I decided to make a playlist based off my record shelf at the onset of shelter-in-place. That turned into picking one song off each album on the shelf (that is available on Spotify). It's either the song I most associate with the album, or in the case of some absolute classics that can't be parsed, the first track. The next challenge was to write a bit (~200 words) on each selection. This is an entry in that chronicle. This is a link to the playlist.
“Step Right Up” | Tom Waits | Small Change [1976]
The first turntable I set up was my dad’s old table from his college days and I set it up where I was more or less living—the basement of my parent’s house. I was pulling myself out of a bad few years and access to his turntable and records was one of the stitches that mended our relationship.
Small Change is one of the first few records that I put on that table—for sure the first by an unfamiliar artist. There was a hint of Tom Waits’ legend floating in my mind and it was absolutely the roguish character in the foreground and not the pasties in the background that had me pulling the vinyl out of the jacket.

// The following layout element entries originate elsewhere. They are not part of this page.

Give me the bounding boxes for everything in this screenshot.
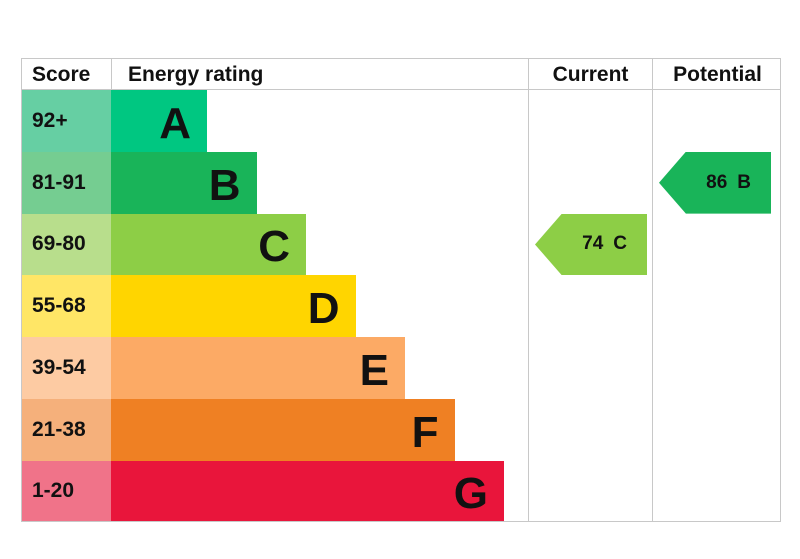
- score-header: Score: [32, 63, 91, 86]
- rating-bar-g: G: [111, 460, 504, 521]
- current-rating-arrow-value: 74: [582, 233, 604, 255]
- potential-rating-arrow-letter: B: [737, 171, 751, 193]
- current-rating-arrow-letter: C: [613, 233, 627, 255]
- current-rating-arrow: 74 C: [535, 213, 647, 276]
- score-cell-a: 92+: [22, 90, 111, 152]
- rating-letter-c: C: [258, 222, 290, 272]
- rating-letter-b: B: [208, 160, 241, 210]
- current-column-divider: [528, 59, 529, 521]
- rating-letter-f: F: [411, 407, 439, 457]
- rating-bar-c: C: [111, 213, 306, 276]
- score-cell-g: 1-20: [22, 460, 111, 521]
- potential-rating-arrow: 86 B: [659, 151, 771, 214]
- potential-column-divider: [652, 59, 653, 521]
- rating-bar-d: D: [111, 275, 356, 338]
- score-cell-b: 81-91: [22, 151, 111, 214]
- energy-rating-chart: Score Energy rating Current Potential 92…: [21, 58, 781, 522]
- score-cell-e: 39-54: [22, 337, 111, 399]
- potential-rating-arrow-value: 86: [706, 171, 728, 193]
- current-header: Current: [552, 63, 629, 86]
- rating-bar-e: E: [111, 337, 405, 399]
- rating-bar-a: A: [111, 90, 207, 152]
- rating-letter-e: E: [359, 346, 389, 396]
- energy-rating-header: Energy rating: [128, 63, 264, 86]
- score-cell-c: 69-80: [22, 213, 111, 276]
- rating-letter-d: D: [307, 284, 340, 334]
- rating-bar-b: B: [111, 151, 257, 214]
- score-cell-d: 55-68: [22, 275, 111, 338]
- header-divider: [22, 89, 780, 90]
- rating-letter-g: G: [453, 468, 488, 518]
- rating-bar-f: F: [111, 399, 455, 461]
- score-cell-f: 21-38: [22, 399, 111, 461]
- rating-letter-a: A: [159, 98, 191, 148]
- potential-header: Potential: [673, 63, 762, 86]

If not for the bouncing bass and immediate vocal power of “Step Right Up,” I may not have made it through the record. With the opening track (“Tom Traubert’s Blues”) as my only point of reference, this knocked me on my ass. The demonic circus barker, sex-fueled corner salesman, skillful, emotive, insightful, unhinged vocal performance utterly intoxicating.

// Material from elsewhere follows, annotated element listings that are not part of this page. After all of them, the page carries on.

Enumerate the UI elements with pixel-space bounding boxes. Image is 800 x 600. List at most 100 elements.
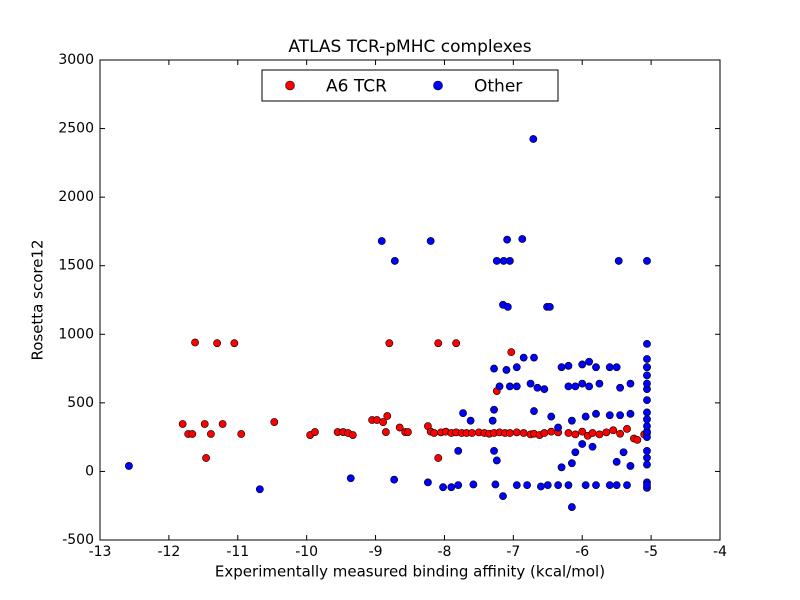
point — [430, 429, 439, 437]
point — [385, 339, 394, 348]
point — [643, 379, 651, 388]
y-tick-label: 1500 — [58, 258, 94, 274]
point — [490, 446, 498, 455]
point — [643, 415, 651, 424]
point — [592, 363, 600, 372]
point — [468, 429, 476, 437]
x-axis-label: Experimentally measured binding affinity… — [215, 563, 605, 581]
point — [424, 478, 432, 487]
x-tick-label: -6 — [575, 544, 589, 560]
point — [564, 361, 573, 370]
point — [643, 422, 651, 431]
point — [557, 463, 566, 472]
point — [633, 435, 642, 444]
point — [581, 412, 590, 421]
point — [270, 418, 279, 426]
point — [459, 409, 467, 418]
point — [643, 446, 651, 455]
point — [609, 426, 618, 435]
point — [426, 237, 435, 245]
legend: A6 TCR Other — [261, 69, 559, 102]
point — [499, 492, 507, 501]
point — [595, 430, 604, 439]
point — [529, 135, 538, 143]
point — [540, 429, 549, 437]
point — [616, 429, 625, 438]
point — [554, 481, 563, 490]
point — [512, 382, 521, 391]
point — [605, 411, 614, 420]
point — [543, 481, 552, 490]
point — [492, 257, 501, 265]
point — [519, 353, 528, 362]
point — [404, 428, 412, 436]
point — [447, 483, 456, 492]
y-tick-label: 3000 — [58, 52, 94, 68]
point — [518, 235, 527, 243]
point — [612, 363, 621, 372]
point — [395, 423, 404, 432]
point — [547, 412, 556, 421]
point — [571, 382, 580, 391]
point — [578, 440, 587, 448]
point — [643, 257, 651, 265]
point — [614, 257, 623, 265]
point — [439, 483, 447, 492]
point — [505, 257, 514, 265]
point — [503, 302, 512, 311]
legend-label: Other — [474, 77, 522, 97]
point — [536, 482, 545, 491]
point — [581, 481, 590, 490]
point — [207, 430, 215, 438]
point — [454, 481, 463, 490]
point — [434, 454, 443, 462]
point — [348, 431, 357, 439]
point — [626, 379, 635, 388]
point — [230, 339, 239, 348]
x-tick-label: -11 — [226, 544, 249, 560]
chart-title: ATLAS TCR-pMHC complexes — [288, 37, 531, 57]
legend-box — [261, 69, 559, 102]
y-axis-label: Rosetta score12 — [29, 239, 47, 360]
legend-marker — [433, 80, 443, 91]
point — [505, 429, 514, 437]
point — [612, 457, 621, 466]
x-tick-label: -12 — [157, 544, 180, 560]
x-tick-label: -8 — [437, 544, 451, 560]
point — [616, 383, 625, 392]
point — [311, 428, 319, 436]
legend-marker — [285, 80, 295, 91]
point — [564, 382, 573, 391]
point — [390, 475, 399, 484]
point — [643, 408, 651, 417]
point — [346, 474, 355, 483]
point — [526, 379, 535, 388]
point — [643, 363, 651, 372]
point — [383, 412, 392, 420]
point — [567, 416, 576, 425]
point — [605, 363, 614, 372]
point — [595, 379, 604, 388]
x-tick-label: -10 — [295, 544, 318, 560]
point — [519, 429, 528, 437]
point — [512, 363, 521, 372]
point — [178, 420, 187, 428]
point — [643, 396, 651, 405]
point — [503, 235, 512, 244]
point — [602, 428, 611, 437]
point — [237, 430, 246, 438]
point — [567, 503, 576, 511]
point — [218, 420, 227, 428]
point — [523, 481, 532, 490]
point — [585, 382, 594, 391]
point — [469, 480, 478, 489]
point — [512, 481, 521, 490]
point — [507, 348, 516, 357]
point — [202, 454, 210, 462]
point — [213, 339, 222, 348]
point — [377, 237, 386, 245]
point — [626, 462, 635, 470]
point — [530, 353, 538, 362]
point — [592, 409, 600, 418]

There are too many lines to keep up with or recall in whole, but every listen allows for new surprises—”you need perfume? we got perfume, how bout an engagement ring?” In my early 20s, I was infatuated by the writing and performance that went into the body of this song. In my early (fine, mid) 30s, I’m gobsmacked by the ending:
How do we do it how do we do it how do we do it how do we do it
We need your business we're going out of business
We'll give you the business
Get on the business end of our going-out-of-business sale
Anyone barking at you for business has some small print ready to take away all their promises. Anyone listening to you and then has an offer is probably dubious, too, but maybe there’s a chance. Anyway, we should go play some bocce.